Home > digital-audio-lab, Japanese, phones, Speaking > Mimicking the annual “All-Japan Phone-Answering Competition” in the digital audio lab?

Mimicking the annual “All-Japan Phone-Answering Competition” in the digital audio lab?

One of my first endeavors in a digital audio lab was pairing distant students over the headphones to have them practice doing business over the phone in Spanish. Today’s New York Times article on the annual “All-Japan Phone-Answering Competition” made me wonder whether a digital audio lab could not mimic this also (especially since the digital audio lab is quite conducive to “drilling in” rules and – as the competition does, too – focusing on intonation and articulation).

“Formal phone answering is serious business in Japan, with many rules intended to head off offensive or awkward moments. A search on Amazon’s Japanese website found more than 60 books specifically on phone manners, and dozens more on business etiquette in general. Most appeared to be aimed at women, like “How to Talk Like a Workplace Beauty.”
A polite office worker picks up calls during the first or second rings; if, for unavoidable reasons, the caller is left waiting for three rings or more, an apology is in order. The conversation itself is carried out in a formal, honorific spoken form of language — peppered with exclamations like “I’m horrified to ask this request, but …” At the end of the call, the receptionist must listen for the caller to hang up before putting down the receiver. Hanging up first is a serious faux pas. (…)

Each contestant runs through a three-minute conversation. Judges scrutinize the conversations for impeccable Japanese phone etiquette: good tone, volume, speed, pronunciation, articulation and use of words. A strong contestant takes appropriate pauses between phrases, and stays friendly, but not overly friendly. Throughout, proper exclamations to signal attention and empathy must be used.”
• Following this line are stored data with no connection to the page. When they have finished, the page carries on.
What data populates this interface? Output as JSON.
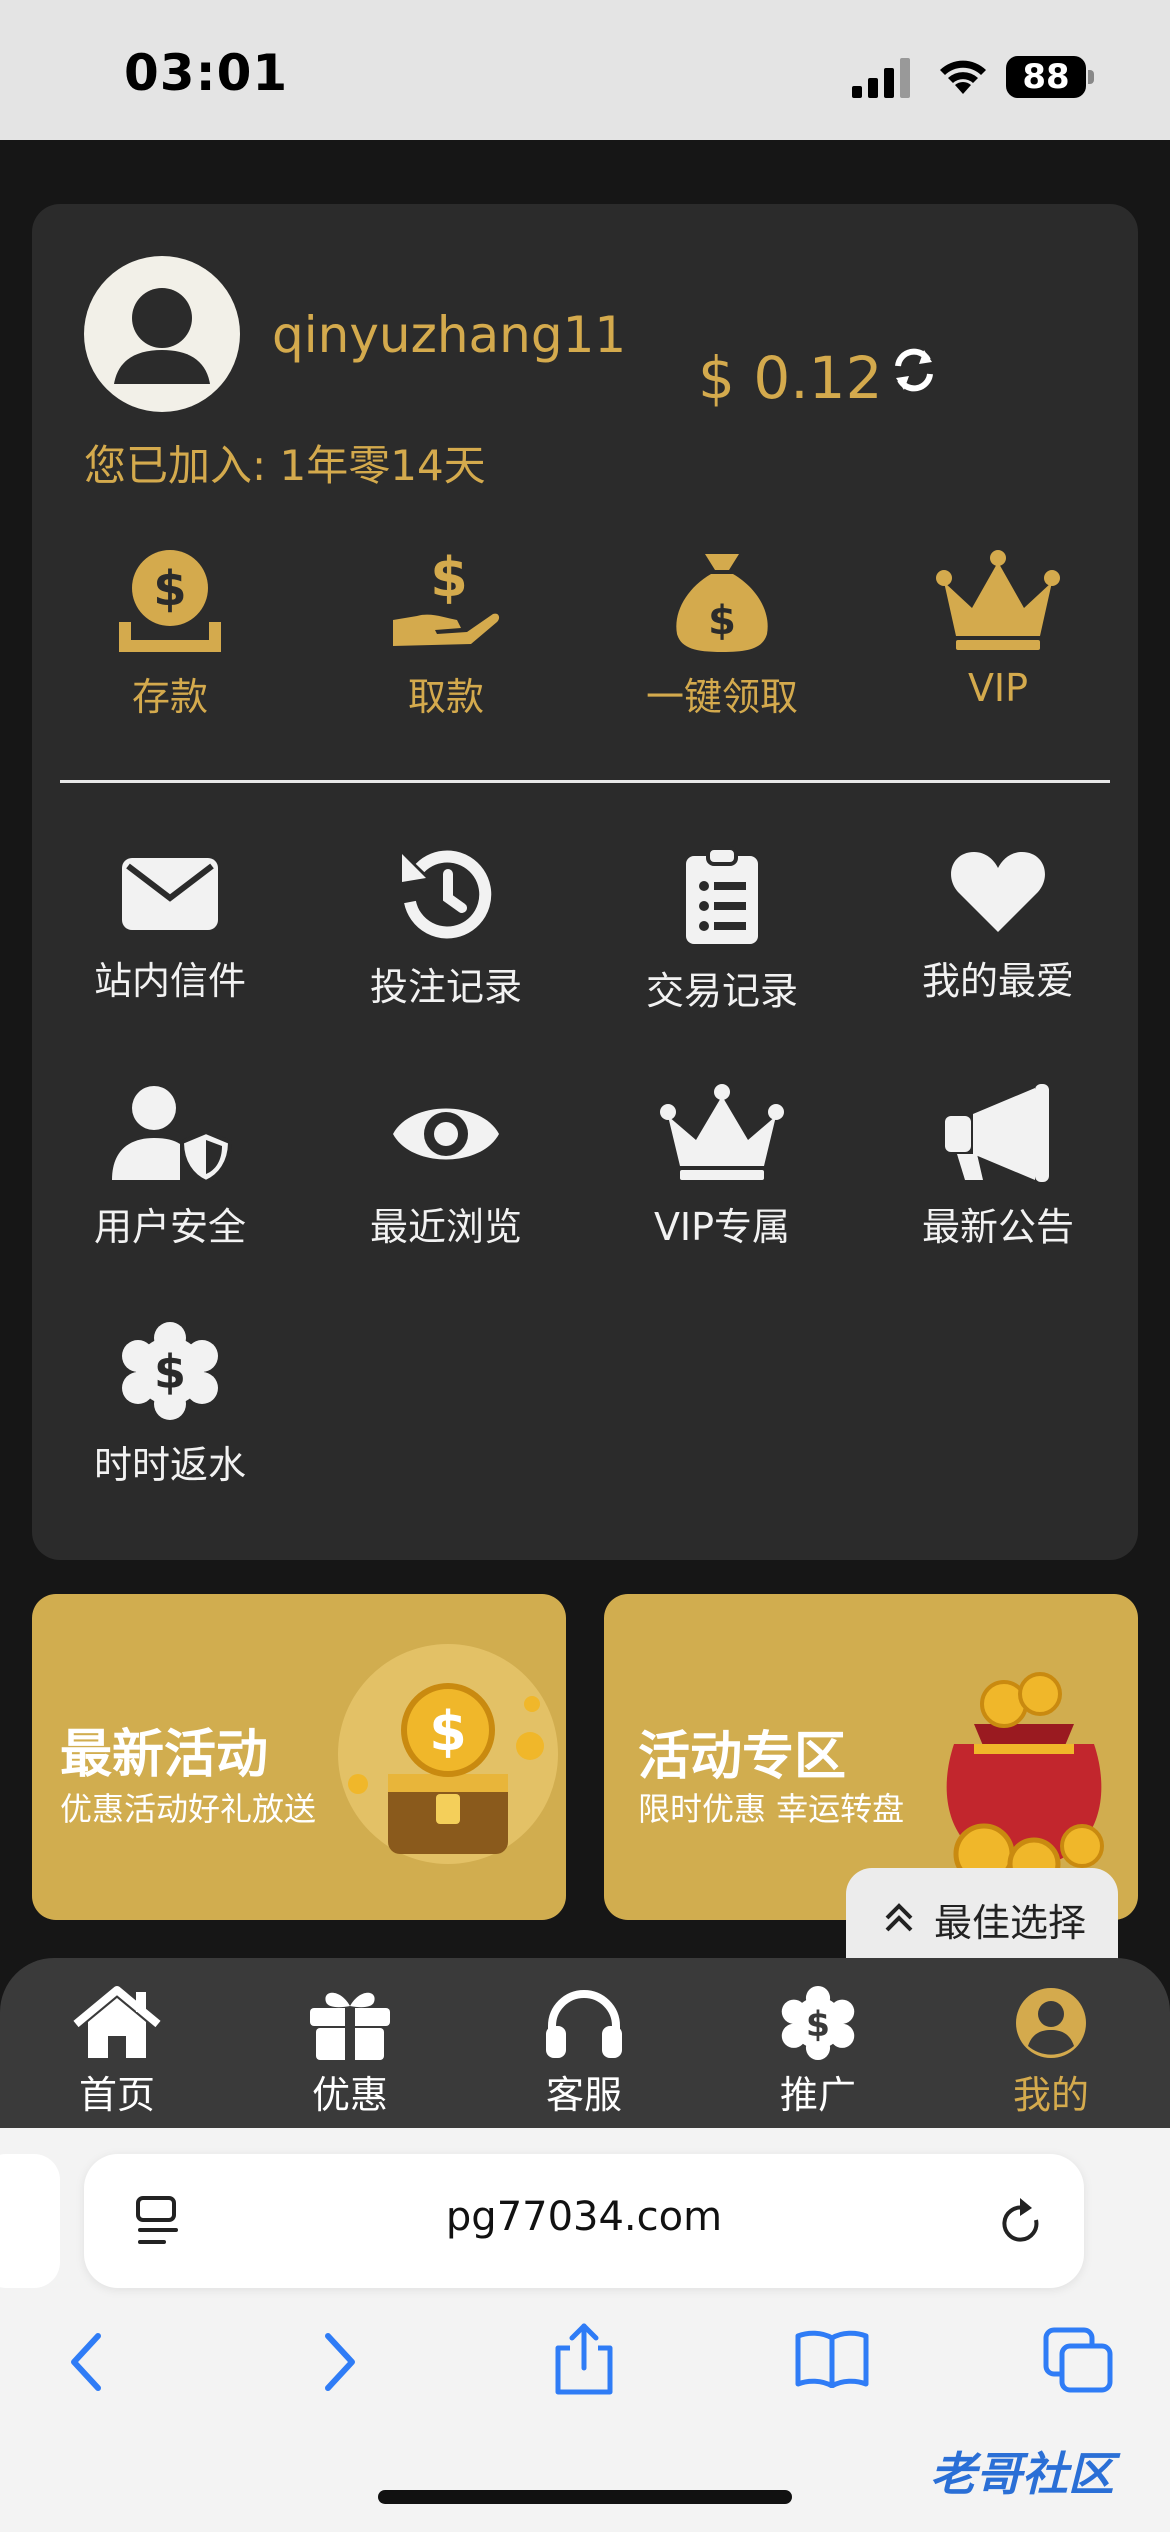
{
  "status_bar": {
    "time": "03:01",
    "battery": "88"
  },
  "account": {
    "username": "qinyuzhang11",
    "balance": "$ 0.12",
    "member_since": "您已加入: 1年零14天"
  },
  "wallet_actions": [
    {
      "label": "存款",
      "icon": "deposit-coins-icon"
    },
    {
      "label": "取款",
      "icon": "withdraw-hand-icon"
    },
    {
      "label": "一键领取",
      "icon": "money-bag-icon"
    },
    {
      "label": "VIP",
      "icon": "crown-icon"
    }
  ],
  "menu": [
    {
      "label": "站内信件",
      "icon": "envelope-icon"
    },
    {
      "label": "投注记录",
      "icon": "history-icon"
    },
    {
      "label": "交易记录",
      "icon": "clipboard-list-icon"
    },
    {
      "label": "我的最爱",
      "icon": "heart-icon"
    },
    {
      "label": "用户安全",
      "icon": "user-shield-icon"
    },
    {
      "label": "最近浏览",
      "icon": "eye-icon"
    },
    {
      "label": "VIP专属",
      "icon": "crown-icon"
    },
    {
      "label": "最新公告",
      "icon": "megaphone-icon"
    },
    {
      "label": "时时返水",
      "icon": "dollar-badge-icon"
    }
  ],
  "banners": [
    {
      "title": "最新活动",
      "subtitle": "优惠活动好礼放送"
    },
    {
      "title": "活动专区",
      "subtitle": "限时优惠 幸运转盘"
    }
  ],
  "best_choice": "最佳选择",
  "tabs": [
    {
      "label": "首页",
      "icon": "home-icon"
    },
    {
      "label": "优惠",
      "icon": "gift-icon"
    },
    {
      "label": "客服",
      "icon": "headset-icon"
    },
    {
      "label": "推广",
      "icon": "dollar-badge-icon"
    },
    {
      "label": "我的",
      "icon": "user-circle-icon",
      "active": true
    }
  ],
  "browser": {
    "url": "pg77034.com"
  },
  "watermark": "老哥社区",
  "colors": {
    "gold": "#d4aa4d",
    "card": "#2b2b2b",
    "background": "#161616",
    "banner": "#d1ad4f",
    "ios_blue": "#2f7cf6"
  }
}
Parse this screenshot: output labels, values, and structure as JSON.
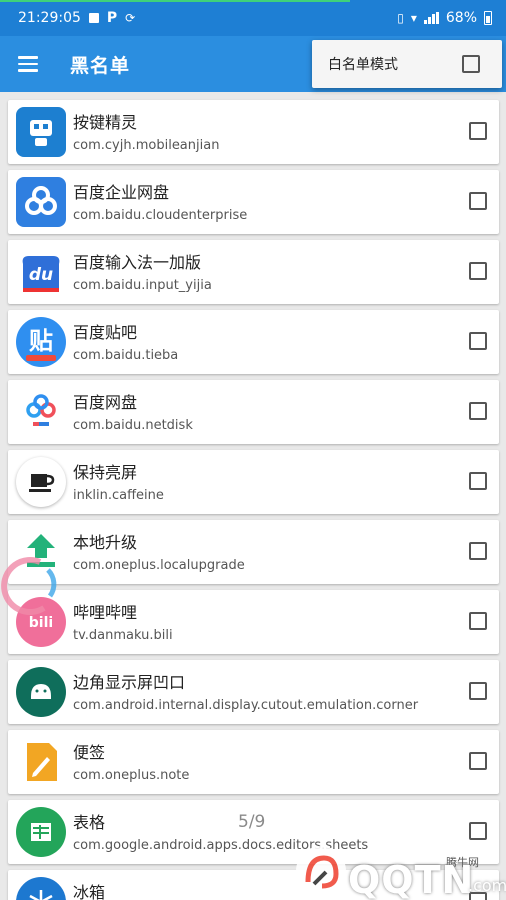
{
  "status_bar": {
    "time": "21:29:05",
    "battery": "68%",
    "p_icon": "P",
    "icons": [
      "image-icon",
      "p-icon",
      "sync-icon",
      "phone-icon",
      "wifi-icon",
      "signal-icon",
      "battery-icon"
    ]
  },
  "toolbar": {
    "title": "黑名单",
    "menu_icon": "hamburger-menu-icon"
  },
  "popup": {
    "label": "白名单模式",
    "checked": false
  },
  "apps": [
    {
      "name": "按键精灵",
      "package": "com.cyjh.mobileanjian",
      "icon": "robot-icon",
      "color": "#1d7fd0",
      "checked": false
    },
    {
      "name": "百度企业网盘",
      "package": "com.baidu.cloudenterprise",
      "icon": "cloud-icon",
      "color": "#2f7fe0",
      "checked": false
    },
    {
      "name": "百度输入法一加版",
      "package": "com.baidu.input_yijia",
      "icon": "du-icon",
      "color": "#2f6fd8",
      "checked": false
    },
    {
      "name": "百度贴吧",
      "package": "com.baidu.tieba",
      "icon": "tieba-icon",
      "color": "#2f8ff0",
      "checked": false
    },
    {
      "name": "百度网盘",
      "package": "com.baidu.netdisk",
      "icon": "netdisk-icon",
      "color": "#ffffff",
      "checked": false
    },
    {
      "name": "保持亮屏",
      "package": "inklin.caffeine",
      "icon": "coffee-cup-icon",
      "color": "#ffffff",
      "checked": false
    },
    {
      "name": "本地升级",
      "package": "com.oneplus.localupgrade",
      "icon": "upload-arrow-icon",
      "color": "#ffffff",
      "checked": false
    },
    {
      "name": "哔哩哔哩",
      "package": "tv.danmaku.bili",
      "icon": "bilibili-icon",
      "color": "#f06f9a",
      "checked": false
    },
    {
      "name": "边角显示屏凹口",
      "package": "com.android.internal.display.cutout.emulation.corner",
      "icon": "android-icon",
      "color": "#0f6e5b",
      "checked": false
    },
    {
      "name": "便签",
      "package": "com.oneplus.note",
      "icon": "note-pencil-icon",
      "color": "#f2a623",
      "checked": false
    },
    {
      "name": "表格",
      "package": "com.google.android.apps.docs.editors.sheets",
      "icon": "sheets-icon",
      "color": "#23a55a",
      "checked": false
    },
    {
      "name": "冰箱",
      "package": "",
      "icon": "snowflake-icon",
      "color": "#1d78d0",
      "checked": false
    }
  ],
  "pager": "5/9",
  "watermark": {
    "text": "QQTN",
    "sub": "腾牛网",
    "domain": ".com"
  }
}
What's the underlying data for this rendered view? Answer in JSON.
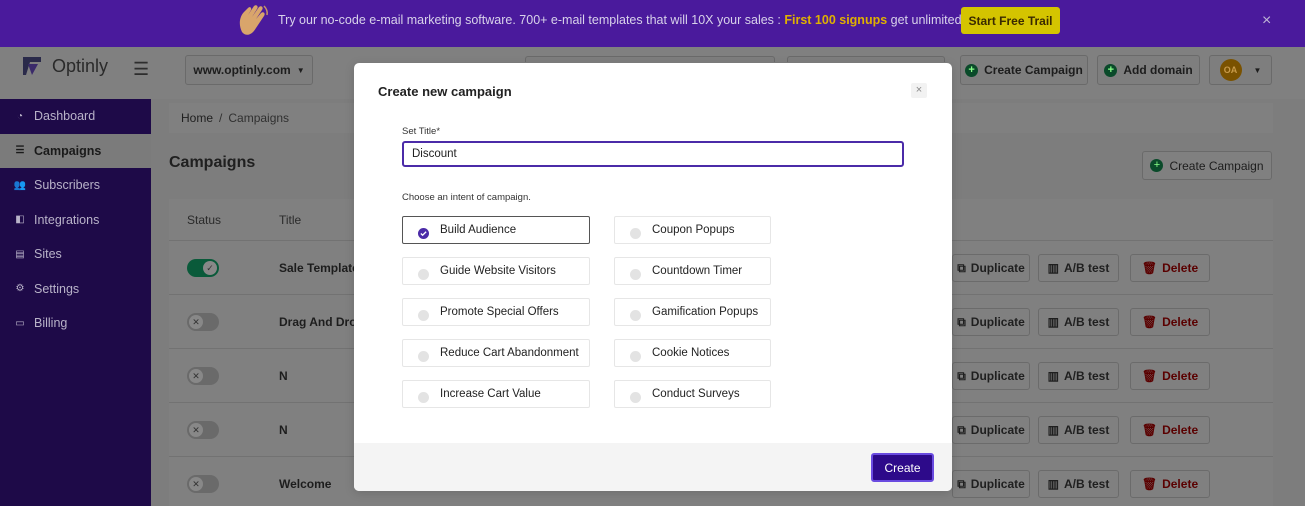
{
  "banner": {
    "text_before": "Try our no-code e-mail marketing software. 700+ e-mail templates that will 10X your sales :",
    "highlight": "First 100 signups",
    "text_after": "get unlimited contacts",
    "cta": "Start Free Trail",
    "close": "×"
  },
  "header": {
    "app_name": "Optinly",
    "domain_select": "www.optinly.com",
    "create_campaign": "Create Campaign",
    "add_domain": "Add domain",
    "avatar_initials": "OA"
  },
  "sidebar": {
    "items": [
      {
        "label": "Dashboard",
        "icon": "dashboard-icon"
      },
      {
        "label": "Campaigns",
        "icon": "list-icon"
      },
      {
        "label": "Subscribers",
        "icon": "users-icon"
      },
      {
        "label": "Integrations",
        "icon": "integrations-icon"
      },
      {
        "label": "Sites",
        "icon": "sites-icon"
      },
      {
        "label": "Settings",
        "icon": "gear-icon"
      },
      {
        "label": "Billing",
        "icon": "billing-icon"
      }
    ]
  },
  "main": {
    "breadcrumb_home": "Home",
    "breadcrumb_sep": "/",
    "breadcrumb_current": "Campaigns",
    "title": "Campaigns",
    "create_campaign": "Create Campaign",
    "columns": {
      "status": "Status",
      "title": "Title"
    },
    "rows": [
      {
        "title": "Sale Template -",
        "on": true
      },
      {
        "title": "Drag And Drop",
        "on": false
      },
      {
        "title": "N",
        "on": false
      },
      {
        "title": "N",
        "on": false
      },
      {
        "title": "Welcome",
        "on": false
      }
    ],
    "row_actions": {
      "duplicate": "Duplicate",
      "ab_test": "A/B test",
      "delete": "Delete"
    }
  },
  "modal": {
    "title": "Create new campaign",
    "close": "×",
    "title_label": "Set Title*",
    "title_value": "Discount",
    "intent_label": "Choose an intent of campaign.",
    "intents_left": [
      "Build Audience",
      "Guide Website Visitors",
      "Promote Special Offers",
      "Reduce Cart Abandonment",
      "Increase Cart Value"
    ],
    "intents_right": [
      "Coupon Popups",
      "Countdown Timer",
      "Gamification Popups",
      "Cookie Notices",
      "Conduct Surveys"
    ],
    "selected_intent": "Build Audience",
    "create_button": "Create"
  }
}
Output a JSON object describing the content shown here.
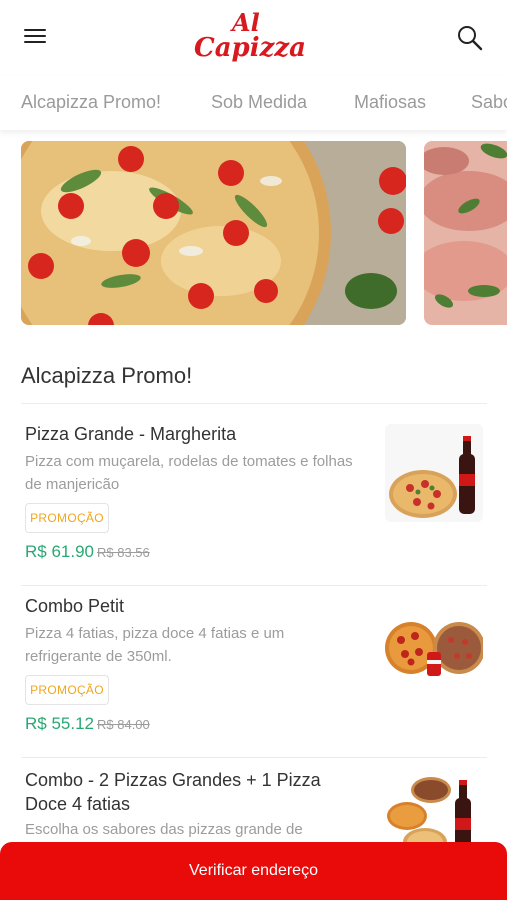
{
  "header": {
    "logo_line1": "Al",
    "logo_line2": "Capizza",
    "menu_icon": "hamburger-menu-icon",
    "search_icon": "search-icon"
  },
  "categories": [
    "Alcapizza Promo!",
    "Sob Medida",
    "Mafiosas",
    "Sabo"
  ],
  "section": {
    "title": "Alcapizza Promo!"
  },
  "products": [
    {
      "name": "Pizza Grande - Margherita",
      "description": "Pizza com muçarela, rodelas de tomates e folhas de manjericão",
      "badge": "PROMOÇÃO",
      "price": "R$ 61.90",
      "old_price": "R$ 83.56"
    },
    {
      "name": "Combo Petit",
      "description": "Pizza 4 fatias, pizza doce 4 fatias e um refrigerante de 350ml.",
      "badge": "PROMOÇÃO",
      "price": "R$ 55.12",
      "old_price": "R$ 84.00"
    },
    {
      "name": "Combo - 2 Pizzas Grandes + 1 Pizza Doce 4 fatias",
      "description": "Escolha os sabores das pizzas grande de"
    }
  ],
  "cta": {
    "label": "Verificar endereço"
  },
  "colors": {
    "brand_red": "#e90a0a",
    "price_green": "#2aa873",
    "promo_orange": "#f0a61c"
  }
}
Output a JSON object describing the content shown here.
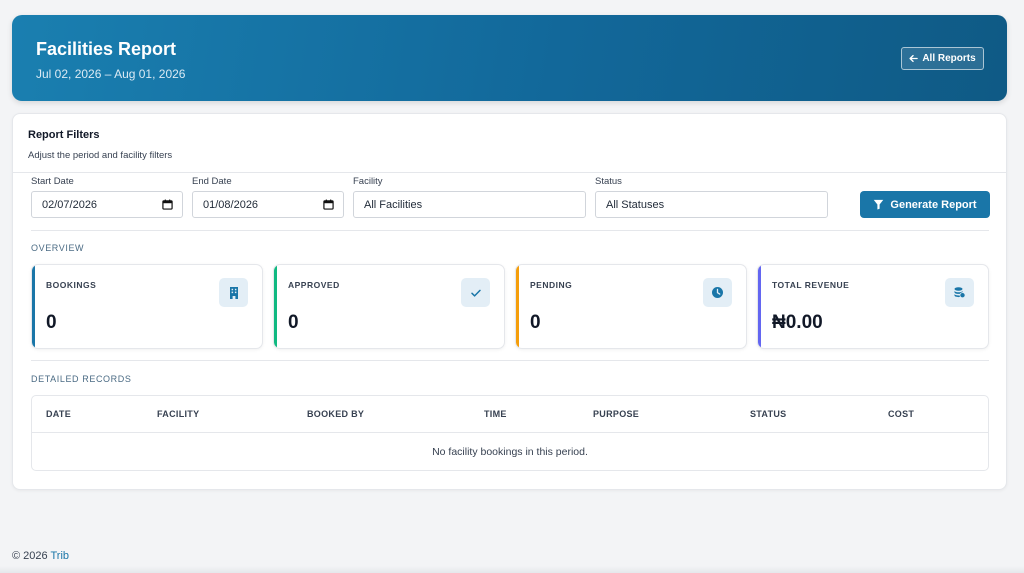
{
  "header": {
    "title": "Facilities Report",
    "date_range": "Jul 02, 2026 – Aug 01, 2026",
    "all_reports_label": "All Reports"
  },
  "filters": {
    "title": "Report Filters",
    "subtitle": "Adjust the period and facility filters",
    "start_date": {
      "label": "Start Date",
      "value": "02/07/2026"
    },
    "end_date": {
      "label": "End Date",
      "value": "01/08/2026"
    },
    "facility": {
      "label": "Facility",
      "value": "All Facilities"
    },
    "status": {
      "label": "Status",
      "value": "All Statuses"
    },
    "generate_label": "Generate Report"
  },
  "overview": {
    "label": "OVERVIEW",
    "stats": [
      {
        "label": "BOOKINGS",
        "value": "0",
        "color": "#1a76a8",
        "icon": "building-icon"
      },
      {
        "label": "APPROVED",
        "value": "0",
        "color": "#10b981",
        "icon": "check-icon"
      },
      {
        "label": "PENDING",
        "value": "0",
        "color": "#f59e0b",
        "icon": "clock-icon"
      },
      {
        "label": "TOTAL REVENUE",
        "value": "₦0.00",
        "color": "#6366f1",
        "icon": "coins-icon"
      }
    ]
  },
  "records": {
    "label": "DETAILED RECORDS",
    "columns": [
      "DATE",
      "FACILITY",
      "BOOKED BY",
      "TIME",
      "PURPOSE",
      "STATUS",
      "COST"
    ],
    "empty_message": "No facility bookings in this period."
  },
  "footer": {
    "copyright": "© 2026",
    "brand": "Trib"
  },
  "colors": {
    "accent": "#1a76a8",
    "icon_bg": "#e3eef6"
  }
}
The latter scrutinization could possibly be conducted as a peer evaluation.

The Times article seems highly critical of the traditional, clerical role of women who still dominate  these competitions. However, in the reader commentaries, there is an interesting backlash from people who have experienced, enjoyed and brought back Japanese culture to this country.

So the lesson plan sounds like it could quite easily transcend the above digital audio lab utilization into  the intercultural realm and lead to interesting comparisons and discussions.